The fund’s above-average dividend yield is the result of its portfolio construction in which a high yield is a critical factor. This has allowed FDVV to consistently offer an above-average yield to investors. In fact, FDVV has been offering a higher dividend yield than all of the above-mentioned ETFs since its inception.
A higher yield, however, is often times associated with higher risk, but I believe that isn’t the case with FDVV. The fund mainly invests in well-established, large-cap companies that can withstand economic cycles. FDVV’s top 10 holdings consist of companies such as oil majors Exxon Mobil (XOM) and Chevron (CVX), which have been consistently paying dividends for decades, technology sector leaders Microsoft (MSFT) and Apple (AAPL), leading banks such as JPMorgan Chase (JPM) and Bank of America (BAC), and consumer goods behemoth Philip Morris International (PM) and PepsiCo (PEP). These are some of the best dividend stocks. Their shareholder payouts are backed by strong levels of free cash flows (operating cash flows in excess of capital expenditure) and are well-positioned to continue rewarding investors with dividends in the future.
Image: Fidelity
In addition to this, FDVV is highly diversified in terms of company-wide and industry-wide exposure. Its top holding, Exxon Mobil, represents just 2.99% of the fund’s assets, while the top 10 holdings account for just a quarter of the fund. Its top two sectors are financials (19.89%) and information technology (14.76%), which together constitute 34.65% of the ETF. That’s in contrast to concentrated ETFs which allocate around 10% or more assets to their top holding and typically have 50% exposure to one to two sectors. FDVV’s diversification minimizes the risks associated with owning an individual stock or being overweight towards a single sector. This could protect investors against a potential plunge in a single stock or a sell-off in a sector.

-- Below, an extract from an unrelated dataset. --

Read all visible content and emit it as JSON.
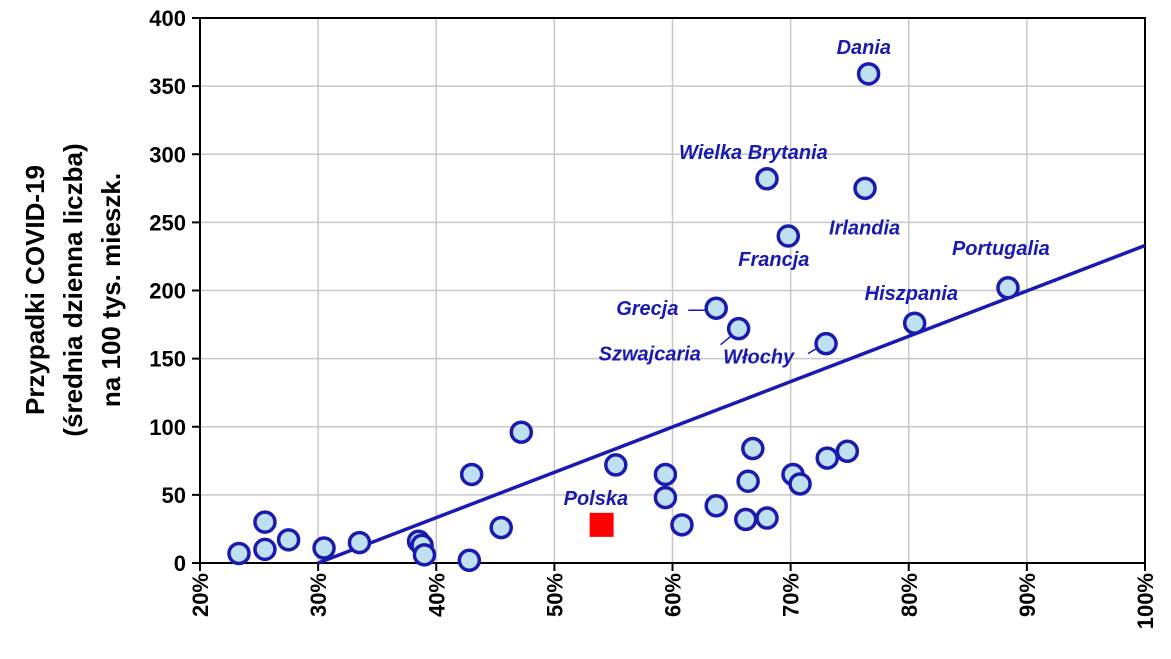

FDVV also comes with a reasonable net expense ratio of 0.29%. This means that the fund charges $29 each year on every $10,000 of investment. There are, however, other dividend ETFs which come with a much lower expense ratio. VYM, for instance, is one of the cheapest ETFs in the industry with an expense ratio of just 0.06%. On the other hand, some dividend ETFs charge a much higher fee. SDY, DVY, and the WBI Power FactorTM High Dividend Shares(WBIY) charge 0.35%, 0.39%, and 0.70% respectively. FDVV, therefore, is in the middle of the pack in terms of expense ratio, but I believe it makes up for it with an above-average yield.
FDVV has delivered a decent performance in the last 12 months, with shares rising by 7% in this period. The fund has outperformed some of its rivals such as VYM and DVY. With a high dividend yield, FDVV has delivered double-digit returns for its shareholders. I believe the fund will continue to do well in the future, driven in part by the strength of its portfolio. FDVV is also cheaper than a number of other dividend ETFs. It has a P/E ratio (trailing twelve months) of 15.6 times, which makes it cheaper than VYM, HDV, and SDY, which are all priced at more than 16.5 times earnings. I believe FDVV is a great dividend ETF which investors should consider buying.
Disclosure: I/we have no positions in any stocks mentioned, and no plans to initiate any positions within the next 72 hours. I wrote this article myself, and it expresses my own opinions. I am not receiving compensation for it (other than from Seeking Alpha). I have no business relationship with any company whose stock is mentioned in this article.